Ao ver Li Yu, Qin Qiong pousou o embrulho, uniu as mãos e cumprimentou solenemente:
— Nos últimos dias, o Senhor de Pushan tem estado hospedado na Vila dos Dois Sábios. Para não revelar segredos, este irmão não se atreveu a vir ao mundo real; peço que não me leve a mal, ilustre amigo.
— Não me incomodei, apenas senti sua falta, pois não aparecia — respondeu Li Yu, conduzindo Qin Qiong à sala de estar. Xiuhe, que brincava com uma armadura, sorriu e cumprimentou:
— Qin, finalmente chegou! Todos os dias recebo ligações perguntando por você, mas o patrão diz que seu local de trabalho é confidencial, nem para mim revela.
Qin Qiong novamente uniu as mãos e curvou-se:
— Desculpe por causar-lhe incômodo, me sinto envergonhado.
Xiuhe riu, tapando a boca:
— Ahahaha, Qin, será que você é de uma trupe de teatro? Fala de um jeito tão engraçado! Devia ter gravado para compartilhar no grupo, os clientes adoram esse tom formal.

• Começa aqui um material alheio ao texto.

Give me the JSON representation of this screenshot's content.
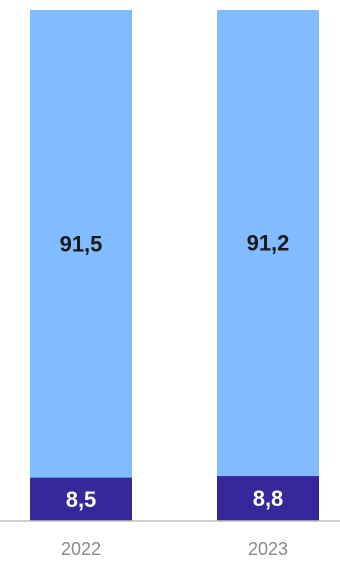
{
  "chart_data": {
    "type": "bar",
    "stacked": true,
    "orientation": "vertical",
    "categories": [
      "2022",
      "2023"
    ],
    "series": [
      {
        "values": [
          8.5,
          8.8
        ],
        "labels": [
          "8,5",
          "8,8"
        ],
        "color": "#36279a",
        "label_color": "#ffffff"
      },
      {
        "values": [
          91.5,
          91.2
        ],
        "labels": [
          "91,5",
          "91,2"
        ],
        "color": "#80bcff",
        "label_color": "#1a1a1a"
      }
    ],
    "ylim": [
      0,
      100
    ],
    "grid": false,
    "legend": "none",
    "baseline_color": "#bfbfbf"
  }
}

A maioria dos que apreciam roupas tradicionais também cultiva o gosto pelo estilo antigo; além de vestir-se e agir como nos tempos passados, até o modo de falar é rebuscado, emulando ao máximo os antigos.
Agora, com um verdadeiro exemplo a seguir, todos naturalmente se sentiam fascinados.
Qin Qiong cumprimentou Xiaoju e Xiaocheng, notando que Li Yu tinha algo a dizer. Pediu licença e o acompanhou ao escritório no andar superior.
— Sirva-se de chá, segundo irmão, este é um novo Tieguanyin — ofereceu Li Yu, servindo o chá e entregando a xícara a Qin Qiong.
— Muito obrigado, amigo. O Senhor Wenhou e Erlang já vieram?
— O velho Fengxian já esteve aqui, mas ainda não há notícias de Erlang...
Li Yu sentou-se e narrou detalhadamente como Lü Bu encontrou Sun Facai, além da hipótese de que apenas pessoas do mundo moderno atravessando para o outro lado poderiam mudar aquele mundo fictício.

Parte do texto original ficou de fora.